Cashing In From the Outside


By: Wall Street Journal

Unlimited Donations Boost Political Clout Of Independent Groups
By BRODY MULLINS

WASHINGTON — The endgame has begun in Iowa’s Jan. 3 presidential primary race, and it may be shaped as much by independent interest groups as by the candidates themselves.

Most of the action has been in support of Democrats. A labor-backed group run by John Edwards’s 2004 campaign manager is running more than $1 million in ads supporting the former North Carolina senator. New York Sen. Hillary Clinton has benefited from more than $2 million spent by outside groups. And a labor union that backs Connecticut Sen. Chris Dodd recently paid $1,800 for billboard advertising touting his candidacy.

Outside groups that can accept unlimited donations have taken on a bigger electoral role in the wake of the 2002 campaign-finance law overhaul that banned large donations to political parties. The parties don’t support presidential candidates in the primary process, and election rules prohibit candidates from coordinating their campaigns with outside groups.

But for many outside groups, supporting candidates early is a crucial step to getting a sympathetic candidate in the White House. The strategy is reflected in the groups’ spending: More than $4 million has been spent in Iowa on television advertisements, mailings and bumper stickers, according to filings with the Federal Election Commission.

Mrs. Clinton has been the biggest target of outside spending, both good and bad. Unions and advocacy groups have spent $1.4 million to support her, while another $840,000 was spent denouncing her, largely by conservative groups that have used her candidacy to raise money.

On the Republican side, a group called Americans for Fair Taxation is promoting former Arkansas Gov. Mike Huckabee. The free-market Club for Growth is running advertisements against him, and announced this week it would spend an additional $175,000 on ads, for a total of $550,000 in just three weeks. Taking a similar tack, Common Sense Issues Inc., an independent campaign group, is waging a campaign against former Massachusetts Gov. Mitt Romney.

There has been more activity by the outside groups for Democrats in part because Democratic interest groups tend to be more involved in elections than Republican ones. Labor unions, for example, have a long tradition of political activity, while corporations tend to remain neutral in presidential primaries or hedge their bets with support for candidates in both parties.

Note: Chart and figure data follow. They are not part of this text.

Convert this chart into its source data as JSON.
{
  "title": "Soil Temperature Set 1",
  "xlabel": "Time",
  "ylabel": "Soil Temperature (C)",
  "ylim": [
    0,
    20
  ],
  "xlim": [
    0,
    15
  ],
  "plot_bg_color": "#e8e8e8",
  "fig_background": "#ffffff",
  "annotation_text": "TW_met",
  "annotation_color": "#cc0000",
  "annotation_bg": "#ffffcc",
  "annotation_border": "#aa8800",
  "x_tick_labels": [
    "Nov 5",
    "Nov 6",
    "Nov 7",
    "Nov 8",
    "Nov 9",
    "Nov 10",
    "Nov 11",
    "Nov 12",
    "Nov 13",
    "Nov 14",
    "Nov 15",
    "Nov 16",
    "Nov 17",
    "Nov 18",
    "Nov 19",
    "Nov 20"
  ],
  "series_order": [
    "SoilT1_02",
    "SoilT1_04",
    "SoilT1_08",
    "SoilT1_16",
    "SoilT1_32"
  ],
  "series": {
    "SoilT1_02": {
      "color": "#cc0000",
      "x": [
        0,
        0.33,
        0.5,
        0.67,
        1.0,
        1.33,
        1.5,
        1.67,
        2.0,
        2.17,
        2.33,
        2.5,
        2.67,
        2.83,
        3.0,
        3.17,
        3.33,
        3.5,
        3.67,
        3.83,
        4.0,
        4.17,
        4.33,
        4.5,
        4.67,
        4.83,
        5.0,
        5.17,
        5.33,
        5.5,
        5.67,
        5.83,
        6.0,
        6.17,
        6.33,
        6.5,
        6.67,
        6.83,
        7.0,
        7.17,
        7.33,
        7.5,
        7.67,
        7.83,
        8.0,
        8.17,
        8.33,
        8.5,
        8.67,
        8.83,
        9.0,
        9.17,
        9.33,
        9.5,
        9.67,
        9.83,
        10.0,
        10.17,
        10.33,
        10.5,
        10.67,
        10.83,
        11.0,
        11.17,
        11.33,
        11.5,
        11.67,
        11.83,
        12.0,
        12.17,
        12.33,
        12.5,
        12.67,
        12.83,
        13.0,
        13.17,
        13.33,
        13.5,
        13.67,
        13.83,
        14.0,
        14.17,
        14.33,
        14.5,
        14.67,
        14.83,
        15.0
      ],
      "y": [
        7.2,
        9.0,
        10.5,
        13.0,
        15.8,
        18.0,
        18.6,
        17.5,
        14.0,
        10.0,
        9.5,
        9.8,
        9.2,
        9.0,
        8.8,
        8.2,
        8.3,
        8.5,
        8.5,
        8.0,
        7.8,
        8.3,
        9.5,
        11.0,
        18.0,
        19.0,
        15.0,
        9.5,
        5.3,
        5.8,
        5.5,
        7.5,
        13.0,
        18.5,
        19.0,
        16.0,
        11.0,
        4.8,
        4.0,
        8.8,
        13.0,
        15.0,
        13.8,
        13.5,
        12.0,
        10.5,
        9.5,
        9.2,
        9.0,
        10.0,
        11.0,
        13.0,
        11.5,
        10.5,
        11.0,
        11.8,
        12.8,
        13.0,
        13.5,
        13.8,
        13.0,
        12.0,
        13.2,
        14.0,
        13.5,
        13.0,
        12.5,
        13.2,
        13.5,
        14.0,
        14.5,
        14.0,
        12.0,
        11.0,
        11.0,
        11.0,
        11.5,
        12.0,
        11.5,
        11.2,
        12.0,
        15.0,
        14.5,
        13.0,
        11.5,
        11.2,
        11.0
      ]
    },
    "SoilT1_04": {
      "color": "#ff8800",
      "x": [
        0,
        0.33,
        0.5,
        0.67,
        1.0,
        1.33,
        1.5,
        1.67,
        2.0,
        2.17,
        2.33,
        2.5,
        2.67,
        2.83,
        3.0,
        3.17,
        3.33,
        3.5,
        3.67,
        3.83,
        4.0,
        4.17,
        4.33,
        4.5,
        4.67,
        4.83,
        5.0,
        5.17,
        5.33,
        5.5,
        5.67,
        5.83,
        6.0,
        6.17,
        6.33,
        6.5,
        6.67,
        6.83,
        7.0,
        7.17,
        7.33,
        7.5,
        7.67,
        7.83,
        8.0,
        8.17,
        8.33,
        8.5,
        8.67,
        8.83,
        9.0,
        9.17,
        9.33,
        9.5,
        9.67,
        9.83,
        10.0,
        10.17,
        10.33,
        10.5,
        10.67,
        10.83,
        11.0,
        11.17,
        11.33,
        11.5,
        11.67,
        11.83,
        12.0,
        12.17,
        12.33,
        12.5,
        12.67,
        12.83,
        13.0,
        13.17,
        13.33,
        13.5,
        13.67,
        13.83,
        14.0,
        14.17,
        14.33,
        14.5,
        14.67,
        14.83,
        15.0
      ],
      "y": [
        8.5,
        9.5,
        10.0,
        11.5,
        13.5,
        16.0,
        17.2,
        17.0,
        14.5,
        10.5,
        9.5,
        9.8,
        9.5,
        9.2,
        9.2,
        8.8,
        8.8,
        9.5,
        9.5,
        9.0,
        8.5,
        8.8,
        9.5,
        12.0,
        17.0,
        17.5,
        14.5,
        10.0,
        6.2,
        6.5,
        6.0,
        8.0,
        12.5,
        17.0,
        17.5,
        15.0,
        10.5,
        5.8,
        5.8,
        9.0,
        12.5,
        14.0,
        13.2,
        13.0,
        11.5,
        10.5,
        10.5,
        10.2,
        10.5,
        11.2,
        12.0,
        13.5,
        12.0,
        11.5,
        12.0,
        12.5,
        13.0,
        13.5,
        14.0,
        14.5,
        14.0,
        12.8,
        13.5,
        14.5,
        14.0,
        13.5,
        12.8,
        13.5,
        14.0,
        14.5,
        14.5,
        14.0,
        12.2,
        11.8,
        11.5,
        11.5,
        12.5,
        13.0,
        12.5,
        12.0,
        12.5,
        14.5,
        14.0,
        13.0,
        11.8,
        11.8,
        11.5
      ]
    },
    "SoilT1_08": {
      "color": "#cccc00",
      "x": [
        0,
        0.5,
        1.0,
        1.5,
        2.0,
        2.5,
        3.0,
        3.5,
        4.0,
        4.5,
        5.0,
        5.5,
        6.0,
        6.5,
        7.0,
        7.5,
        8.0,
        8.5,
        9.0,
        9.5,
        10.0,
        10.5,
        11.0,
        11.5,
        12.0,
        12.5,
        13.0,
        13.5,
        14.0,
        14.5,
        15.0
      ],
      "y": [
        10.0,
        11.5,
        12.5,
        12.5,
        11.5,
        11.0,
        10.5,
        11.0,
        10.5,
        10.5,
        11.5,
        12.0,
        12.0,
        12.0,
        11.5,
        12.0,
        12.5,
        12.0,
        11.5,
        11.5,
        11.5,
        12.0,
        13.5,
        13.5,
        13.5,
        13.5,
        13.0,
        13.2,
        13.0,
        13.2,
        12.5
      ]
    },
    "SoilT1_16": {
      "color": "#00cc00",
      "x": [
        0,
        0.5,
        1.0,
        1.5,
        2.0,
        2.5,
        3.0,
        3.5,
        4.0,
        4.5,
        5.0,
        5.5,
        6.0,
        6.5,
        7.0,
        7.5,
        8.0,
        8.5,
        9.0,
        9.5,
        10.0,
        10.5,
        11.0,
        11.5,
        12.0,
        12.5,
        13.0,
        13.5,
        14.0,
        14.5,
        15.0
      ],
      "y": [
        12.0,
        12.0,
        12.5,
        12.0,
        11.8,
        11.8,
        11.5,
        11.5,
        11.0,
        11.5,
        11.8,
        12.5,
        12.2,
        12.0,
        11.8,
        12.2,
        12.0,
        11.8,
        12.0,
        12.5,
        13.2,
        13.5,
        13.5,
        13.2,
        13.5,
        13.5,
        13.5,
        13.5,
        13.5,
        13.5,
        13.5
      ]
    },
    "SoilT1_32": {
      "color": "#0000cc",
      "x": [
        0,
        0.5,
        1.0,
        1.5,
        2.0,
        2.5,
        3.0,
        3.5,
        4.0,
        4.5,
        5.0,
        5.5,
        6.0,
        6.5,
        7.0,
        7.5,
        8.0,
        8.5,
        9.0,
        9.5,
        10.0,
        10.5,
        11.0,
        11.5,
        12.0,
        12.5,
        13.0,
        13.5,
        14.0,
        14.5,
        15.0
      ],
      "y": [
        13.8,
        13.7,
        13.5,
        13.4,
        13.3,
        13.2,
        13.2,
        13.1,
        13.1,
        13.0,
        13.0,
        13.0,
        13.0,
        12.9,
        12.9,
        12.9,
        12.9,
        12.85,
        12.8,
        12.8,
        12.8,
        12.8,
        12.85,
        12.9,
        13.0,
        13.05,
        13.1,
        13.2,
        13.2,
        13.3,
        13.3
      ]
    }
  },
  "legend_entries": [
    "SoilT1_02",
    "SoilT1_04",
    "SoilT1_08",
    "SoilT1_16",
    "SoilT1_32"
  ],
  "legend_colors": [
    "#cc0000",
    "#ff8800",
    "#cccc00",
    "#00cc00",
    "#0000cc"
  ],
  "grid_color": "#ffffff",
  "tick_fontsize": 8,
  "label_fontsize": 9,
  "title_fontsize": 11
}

The American Federation of State, County and Municipal Employees has spent more than $900,000 on ads, polling and mailings on Mrs. Clinton’s behalf. A recent mailing sent to Iowa residents slams Mr. Obama’s health-care plan.

The flyer says it was paid for by the labor union but doesn’t say which candidate the union supports. Language inside the flyer makes it appear that the negative attack was sponsored by Mr. Edwards — something that could turn off voters to Mr. Edwards’s campaign. “John Edwards has said ‘as many as 15 million Americans would be without coverage [under Mr. Obama's plan],’” the flyer says. The union has publicly endorsed Mrs. Clinton.

Mrs. Clinton also is getting help from the American Federation of Teachers, which has spent $600,000 on radio ads in Iowa and New Hampshire.

Emily’s List, an organization that backs Democratic women who support abortion rights, has spent about $500,000 on Mrs. Clinton’s behalf. The organization launched a voter-education campaign to explain how the caucus process works, after finding many women planned to skip the vote because they were intimidated by the process.

So far, Emily’s List says that 7,000 people have been to its Web site explaining the process and providing “talking points” to use to describe why they support Mrs. Clinton. In the 2004 primary, Sen. John Kerry defeated Mr. Edwards in Iowa by about 8,000 votes out of 124,000 cast.

Last week, Emily’s List announced plans to help Mrs. Clinton in New Hampshire. The group says it hopes to reach more than 50,000 Democratic women voters with a series of mailings.

Candidates aren’t always grateful for the help — at least publicly — because it can carry the taint of outside influence. Mr. Edwards has explicitly denounced the support of the Alliance for a New America, which is funded by a coalition of local chapters of the Service Employees International Union and called a 527 group because of its tax designation.

“I do not support 527 groups,” Mr. Edwards said Saturday. “They are part of the law, but let me be clear: I am asking this group and others not to run the ads.”

The alliance has spent $750,000 on behalf of Mr. Edwards. The United Brotherhood of Carpenters and Joiners has spent about $400,000 on television advertisements and another $40,000 on bumper stickers, T-shirts, hard-hat decals and other campaign trinkets.

The groups also work for candidates in other ways that don’t show up on FEC reports. Many organizations have sent people to Iowa to knock on doors and get Iowans to the caucus next week.

The United Steelworkers Union has asked their members to take the day off on Caucus Day and go to Iowa to help round up votes for Mr. Edwards. “John Edwards is going to win Iowa and the reason is because of the steelworkers,” said Chuck Rocha, who is helping to organize the effort.

–T.W. Farnam contributed to this article.